Adipocyte-derived leucine aminopeptidase (A-LAP) is a recently identified novel member of the M1 family of zinc-metallopeptidases. Transfection of the A-LAP cDNA into COS-7 cells resulted in the secretion of the enzyme. In this study, recombinant A-LAP was expressed in Chinese hamster ovary cells, purified to homogeneity and its enzymatic properties were characterized. The purified enzyme was active towards a synthetic substrate, L-leucyl-p-nitroanilide, yielding a V(max) of 3.55 micromol/min/mg and a K(m) of 1.28 mM, and was shown to be a monomeric protein with molecular mass of 120 kDa in solution. By monitoring the sequential N-terminal amino acid liberation, it was found that the enzyme hydrolyzes a variety of bioactive peptides, including angiotensin II and kallidin. Immunohistochemical analysis indicated that the enzyme is expressed in the cortex of the human kidney, where tissue kallikrein is localized. Taken together, these results indicate that A-LAP possesses a broad substrate specificity towards naturally occurring peptide hormones and suggest that it plays a role in the regulation of blood pressure through the inactivation of angiotensin II and/or the generation of bradykinin in the kidney.

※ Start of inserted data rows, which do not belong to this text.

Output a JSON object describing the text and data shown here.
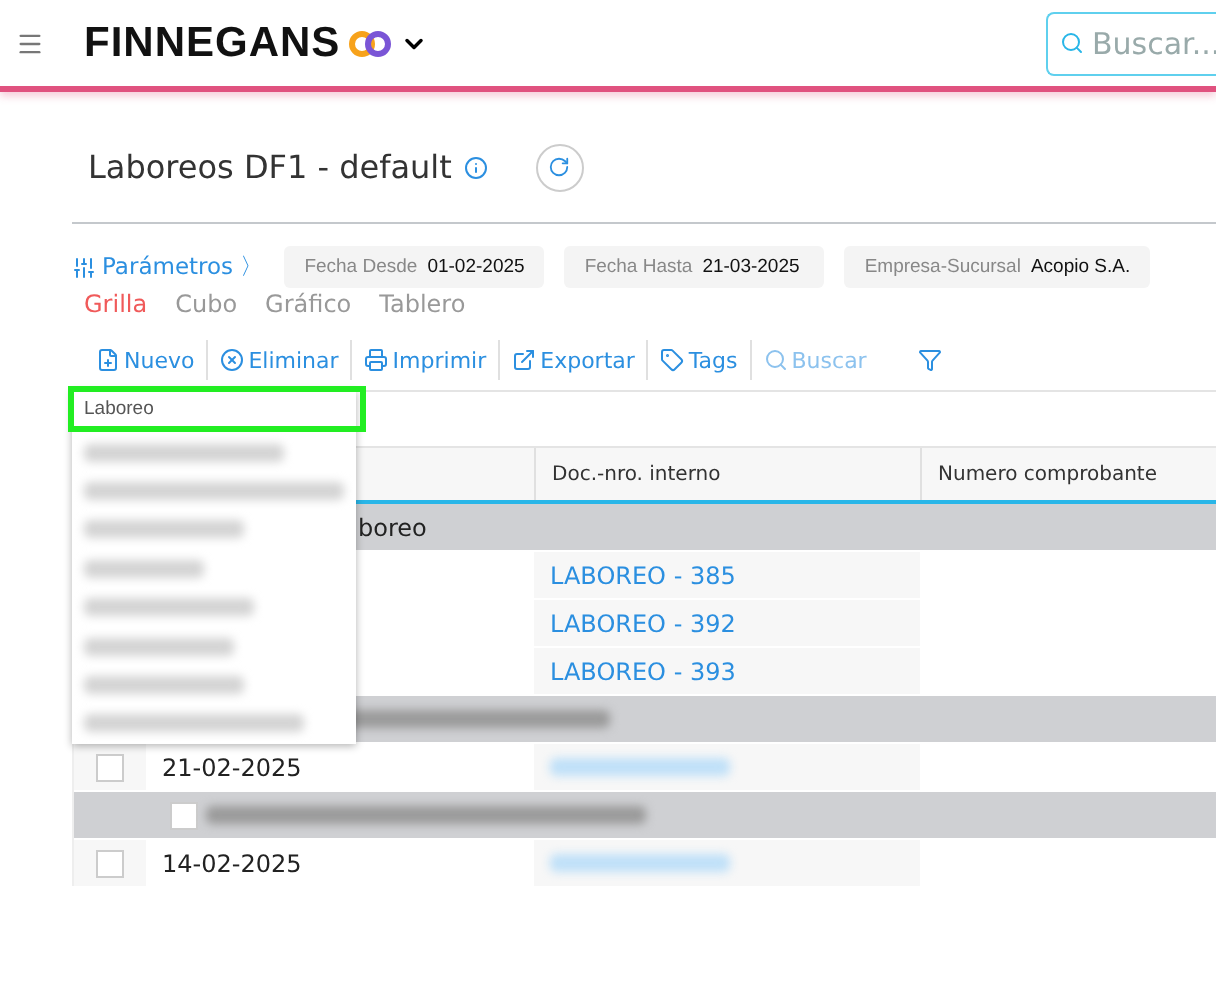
{
  "header": {
    "brand": "FINNEGANS",
    "search": {
      "placeholder": "Buscar..."
    }
  },
  "title": "Laboreos DF1 - default",
  "parameters": {
    "label": "Parámetros",
    "chevron": "〉",
    "filters": [
      {
        "label": "Fecha Desde",
        "value": "01-02-2025"
      },
      {
        "label": "Fecha Hasta",
        "value": "21-03-2025"
      },
      {
        "label": "Empresa-Sucursal",
        "value": "Acopio S.A."
      }
    ]
  },
  "tabs": [
    {
      "label": "Grilla",
      "selected": true
    },
    {
      "label": "Cubo",
      "selected": false
    },
    {
      "label": "Gráfico",
      "selected": false
    },
    {
      "label": "Tablero",
      "selected": false
    }
  ],
  "toolbar": [
    {
      "kind": "new",
      "label": "Nuevo",
      "disabled": false
    },
    {
      "kind": "delete",
      "label": "Eliminar",
      "disabled": false
    },
    {
      "kind": "print",
      "label": "Imprimir",
      "disabled": false
    },
    {
      "kind": "export",
      "label": "Exportar",
      "disabled": false
    },
    {
      "kind": "tags",
      "label": "Tags",
      "disabled": false
    },
    {
      "kind": "search",
      "label": "Buscar",
      "disabled": true
    },
    {
      "kind": "filter",
      "disabled": false
    }
  ],
  "new_menu": {
    "items": [
      {
        "label": "Laboreo",
        "highlighted": true,
        "redacted": false
      },
      {
        "redacted": true
      },
      {
        "redacted": true
      },
      {
        "redacted": true
      },
      {
        "redacted": true
      },
      {
        "redacted": true
      },
      {
        "redacted": true
      },
      {
        "redacted": true
      },
      {
        "redacted": true
      }
    ]
  },
  "table": {
    "columns": [
      "Doc.-nro. interno",
      "Numero comprobante"
    ],
    "rows": [
      {
        "kind": "group",
        "label": "boreo",
        "redacted": false
      },
      {
        "kind": "row",
        "doc": "LABOREO - 385",
        "redacted": false
      },
      {
        "kind": "row",
        "doc": "LABOREO - 392",
        "redacted": false
      },
      {
        "kind": "row",
        "doc": "LABOREO - 393",
        "redacted": false
      },
      {
        "kind": "group",
        "redacted": true
      },
      {
        "kind": "row",
        "date": "21-02-2025",
        "checked": false,
        "redacted": true
      },
      {
        "kind": "group",
        "redacted": true,
        "checked": false
      },
      {
        "kind": "row",
        "date": "14-02-2025",
        "checked": false,
        "redacted": true
      }
    ]
  }
}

Molecular cloning of adipocyte-derived leucine aminopeptidase highly related to placental leucine aminopeptidase/oxytocinase.

In the current study, we report the cloning and initial characterization of a novel human cytosolic aminopeptidase named adipocyte-derived leucine aminopeptidase (A-LAP). The sequence encodes a 941-amino acid protein with significant homology (43%) to placental leucine aminopeptidase (P-LAP)/oxytocinase. The predicted A-LAP contains the HEXXH(X)18E consensus sequence, which is characteristic of the M1 family of zinc-metallopeptidases. Although the deduced sequence contains a hydrophobic region near the N-terminus, the enzyme localized mainly in cytoplasm when expressed in COS-7 cells. Northern blot analysis revealed that A-LAP was expressed in all the tissues tested, some of which expressed at least three forms of mRNA, suggesting that the regulation of the gene expression is complex. When aminopeptidase activity of A-LAP was measured with various synthetic substrates, the enzyme revealed a preference for leucine, establishing that A-LAP is a novel leucine aminopeptidase with restricted substrate specificity. The identification of A-LAP, which reveals strong homology to P-LAP, might lead to the definition of a new subfamily of zinc-containing aminopeptidases belonging to the M1 family of metallopeptidases.